At query time, the bottleneck moves to two places: the ANN index (tune ef_search for the precision/latency tradeoff), and the LLM call (add a reranker so you can retrieve top-50 cheaply and reranker-narrow to top-5 before paying the generation cost). Prompt caching on the system prompt saves real money at scale.

Monitoring becomes essential. Track retrieval precision, faithfulness, latency percentiles, refusal rate. Drift in any of these is the first signal that the index or the corpus has changed in ways that hurt quality.

"How do you work with clinical stakeholders?"

Demo-driven. A Streamlit prototype in a meeting is worth ten slides. Clinicians tell you almost instantly what's wrong with retrieval when they can see both the answer and the sources side-by-side — which is why my UI shows retrieved chunks alongside every answer. Transparency isn't a nice-to-have in healthcare; it's the feature that makes clinicians trust the tool enough to use it.

Iteration cycles: build minimum viable retrieval, show it, collect specific failure cases from the clinicians, bake those into the eval set, improve against the eval, show the delta. Repeat. Every "the system got this wrong" becomes a test case that prevents regression.

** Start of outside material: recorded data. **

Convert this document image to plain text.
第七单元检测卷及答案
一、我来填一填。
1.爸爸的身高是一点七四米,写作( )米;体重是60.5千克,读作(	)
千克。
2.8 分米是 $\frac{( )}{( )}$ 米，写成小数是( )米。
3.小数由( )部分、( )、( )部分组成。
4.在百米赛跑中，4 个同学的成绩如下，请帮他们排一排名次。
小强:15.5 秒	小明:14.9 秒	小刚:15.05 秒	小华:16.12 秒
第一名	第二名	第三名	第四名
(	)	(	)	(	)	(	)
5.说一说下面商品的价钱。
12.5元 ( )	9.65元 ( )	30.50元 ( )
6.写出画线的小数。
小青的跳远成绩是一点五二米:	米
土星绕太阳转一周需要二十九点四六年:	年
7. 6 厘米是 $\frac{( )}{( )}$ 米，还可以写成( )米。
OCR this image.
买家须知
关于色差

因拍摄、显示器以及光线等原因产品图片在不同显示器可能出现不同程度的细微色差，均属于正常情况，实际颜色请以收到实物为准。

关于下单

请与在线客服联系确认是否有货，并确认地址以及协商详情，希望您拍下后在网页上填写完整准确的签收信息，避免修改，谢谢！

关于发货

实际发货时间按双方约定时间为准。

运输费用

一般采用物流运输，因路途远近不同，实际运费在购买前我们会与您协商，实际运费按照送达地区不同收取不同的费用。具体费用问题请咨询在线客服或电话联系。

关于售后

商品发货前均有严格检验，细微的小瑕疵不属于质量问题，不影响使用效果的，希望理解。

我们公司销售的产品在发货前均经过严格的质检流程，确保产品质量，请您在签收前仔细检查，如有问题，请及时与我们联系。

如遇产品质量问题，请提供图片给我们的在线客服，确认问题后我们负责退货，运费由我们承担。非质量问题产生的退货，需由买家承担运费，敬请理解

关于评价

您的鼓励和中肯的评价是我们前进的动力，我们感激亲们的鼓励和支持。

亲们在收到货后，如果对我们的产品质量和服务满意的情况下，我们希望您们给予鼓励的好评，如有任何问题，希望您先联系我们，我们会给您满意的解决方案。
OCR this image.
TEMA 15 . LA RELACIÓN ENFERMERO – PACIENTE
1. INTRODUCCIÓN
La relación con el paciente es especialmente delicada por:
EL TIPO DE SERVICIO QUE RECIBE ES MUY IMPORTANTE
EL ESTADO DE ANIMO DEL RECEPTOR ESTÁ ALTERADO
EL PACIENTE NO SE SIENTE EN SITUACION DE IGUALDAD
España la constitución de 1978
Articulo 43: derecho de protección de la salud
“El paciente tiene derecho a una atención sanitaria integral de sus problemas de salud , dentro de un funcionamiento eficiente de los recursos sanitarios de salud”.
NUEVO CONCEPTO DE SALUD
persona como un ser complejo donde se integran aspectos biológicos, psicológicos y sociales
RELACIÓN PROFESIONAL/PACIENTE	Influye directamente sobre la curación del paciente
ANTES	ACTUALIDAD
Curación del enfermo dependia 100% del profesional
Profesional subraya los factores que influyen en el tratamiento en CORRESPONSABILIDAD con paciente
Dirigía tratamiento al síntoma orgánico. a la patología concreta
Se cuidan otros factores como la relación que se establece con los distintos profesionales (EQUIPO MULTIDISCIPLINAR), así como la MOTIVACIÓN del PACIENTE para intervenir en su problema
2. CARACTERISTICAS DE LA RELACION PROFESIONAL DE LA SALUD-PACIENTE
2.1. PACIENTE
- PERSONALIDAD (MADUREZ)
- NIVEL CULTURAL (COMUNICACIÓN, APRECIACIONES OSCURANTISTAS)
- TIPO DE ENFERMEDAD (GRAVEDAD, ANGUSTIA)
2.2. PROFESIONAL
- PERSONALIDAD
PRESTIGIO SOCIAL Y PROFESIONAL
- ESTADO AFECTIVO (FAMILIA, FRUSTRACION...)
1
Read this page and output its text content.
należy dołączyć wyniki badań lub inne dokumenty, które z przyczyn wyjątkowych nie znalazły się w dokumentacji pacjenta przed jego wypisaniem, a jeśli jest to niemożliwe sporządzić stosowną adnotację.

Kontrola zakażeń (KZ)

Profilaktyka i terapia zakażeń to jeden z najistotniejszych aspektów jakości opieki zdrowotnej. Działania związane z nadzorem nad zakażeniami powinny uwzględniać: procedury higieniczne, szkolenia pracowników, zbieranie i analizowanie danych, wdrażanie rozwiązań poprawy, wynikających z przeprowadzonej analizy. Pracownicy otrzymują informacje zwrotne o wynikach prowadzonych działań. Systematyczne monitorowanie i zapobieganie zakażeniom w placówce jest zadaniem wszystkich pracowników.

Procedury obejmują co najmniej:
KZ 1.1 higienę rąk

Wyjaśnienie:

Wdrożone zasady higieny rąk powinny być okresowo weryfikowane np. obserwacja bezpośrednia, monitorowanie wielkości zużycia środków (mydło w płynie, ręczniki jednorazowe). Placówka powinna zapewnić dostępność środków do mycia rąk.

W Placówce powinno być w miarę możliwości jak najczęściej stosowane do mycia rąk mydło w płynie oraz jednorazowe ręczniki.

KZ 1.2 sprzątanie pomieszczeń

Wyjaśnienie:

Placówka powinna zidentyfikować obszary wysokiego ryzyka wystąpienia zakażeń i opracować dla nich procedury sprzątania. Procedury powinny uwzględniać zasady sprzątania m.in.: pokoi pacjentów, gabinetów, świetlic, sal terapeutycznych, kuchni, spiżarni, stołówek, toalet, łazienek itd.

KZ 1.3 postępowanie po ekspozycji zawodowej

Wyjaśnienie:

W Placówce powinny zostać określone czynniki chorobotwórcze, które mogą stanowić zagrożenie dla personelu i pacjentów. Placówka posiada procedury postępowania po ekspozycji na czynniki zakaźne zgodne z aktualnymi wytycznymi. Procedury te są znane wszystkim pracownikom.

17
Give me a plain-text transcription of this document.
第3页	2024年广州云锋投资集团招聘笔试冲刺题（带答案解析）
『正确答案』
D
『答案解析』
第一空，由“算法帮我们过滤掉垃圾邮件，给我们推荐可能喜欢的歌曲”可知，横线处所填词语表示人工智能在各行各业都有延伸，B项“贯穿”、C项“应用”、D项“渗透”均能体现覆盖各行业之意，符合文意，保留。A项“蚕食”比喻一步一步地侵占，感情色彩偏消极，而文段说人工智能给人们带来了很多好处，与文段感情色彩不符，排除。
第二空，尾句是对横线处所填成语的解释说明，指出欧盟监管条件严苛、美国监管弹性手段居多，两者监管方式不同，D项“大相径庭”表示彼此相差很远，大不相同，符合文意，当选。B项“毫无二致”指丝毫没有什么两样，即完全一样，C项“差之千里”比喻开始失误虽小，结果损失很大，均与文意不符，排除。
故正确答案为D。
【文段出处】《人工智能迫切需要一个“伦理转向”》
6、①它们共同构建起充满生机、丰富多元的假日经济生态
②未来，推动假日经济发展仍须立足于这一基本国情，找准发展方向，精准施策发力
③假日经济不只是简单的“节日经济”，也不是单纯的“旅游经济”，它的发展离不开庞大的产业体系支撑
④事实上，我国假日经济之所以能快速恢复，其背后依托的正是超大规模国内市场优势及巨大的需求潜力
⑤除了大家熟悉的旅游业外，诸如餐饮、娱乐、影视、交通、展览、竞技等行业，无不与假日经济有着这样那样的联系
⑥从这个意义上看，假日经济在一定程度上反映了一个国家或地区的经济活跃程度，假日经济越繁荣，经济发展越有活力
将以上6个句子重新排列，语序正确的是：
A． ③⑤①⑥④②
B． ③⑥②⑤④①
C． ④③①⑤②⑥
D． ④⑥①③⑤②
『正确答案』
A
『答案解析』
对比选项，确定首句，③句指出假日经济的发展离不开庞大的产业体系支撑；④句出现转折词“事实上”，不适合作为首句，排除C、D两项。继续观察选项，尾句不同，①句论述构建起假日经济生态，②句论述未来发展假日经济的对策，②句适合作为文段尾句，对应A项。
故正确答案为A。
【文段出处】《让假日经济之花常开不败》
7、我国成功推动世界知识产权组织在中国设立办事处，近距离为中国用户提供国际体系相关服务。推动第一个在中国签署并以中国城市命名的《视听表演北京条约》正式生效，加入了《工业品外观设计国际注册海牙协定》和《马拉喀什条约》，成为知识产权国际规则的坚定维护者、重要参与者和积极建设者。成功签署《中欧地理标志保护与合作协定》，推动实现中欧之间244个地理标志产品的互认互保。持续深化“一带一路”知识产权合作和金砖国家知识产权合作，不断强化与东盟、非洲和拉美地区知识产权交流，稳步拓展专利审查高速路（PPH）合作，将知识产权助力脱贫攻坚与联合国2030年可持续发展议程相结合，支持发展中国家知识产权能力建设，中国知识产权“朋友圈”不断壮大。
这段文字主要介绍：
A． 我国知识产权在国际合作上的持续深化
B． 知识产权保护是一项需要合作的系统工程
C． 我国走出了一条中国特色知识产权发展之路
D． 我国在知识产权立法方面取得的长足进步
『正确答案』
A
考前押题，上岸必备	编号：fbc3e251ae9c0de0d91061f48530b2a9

"What would you do differently next time?"

Three things, roughly in order.

Build the eval harness first. I built the pipeline and then the eval, which meant I had to retrofit test queries around what the system already did. Writing the eval first would have forced clearer thinking about what "success" meant.

Invest earlier in reranking. Cross-encoder reranking on top-20 candidates improves precision significantly for marginal latency cost. I left it as a "next step" but it should have been in V1.

Make evaluation continuous. Right now run_eval.py is a one-shot script. In production I'd want these metrics tracked over time, alerting on regression, with a versioned eval set that grows as clinicians flag new failure cases.

Bridge lines for your existing experience

Data pipelines: "I've built ETL pipelines in Python — ingestion here is the same pattern, with a neural network doing the transform step."
PostgreSQL: "I know Postgres well, so pgvector let me reuse all my existing indexing and query optimization intuition."
FastAPI: "This is my normal API stack — the only difference is the endpoint returns both the answer and the sources for auditability."
Docker: "Standard multi-container setup. The interesting constraint was container hardening — non-root users, no secrets baked in."
Streamlit: "I use Streamlit for demos that need to land with non-technical stakeholders. Here it's showing clinical users both the answer and the evidence."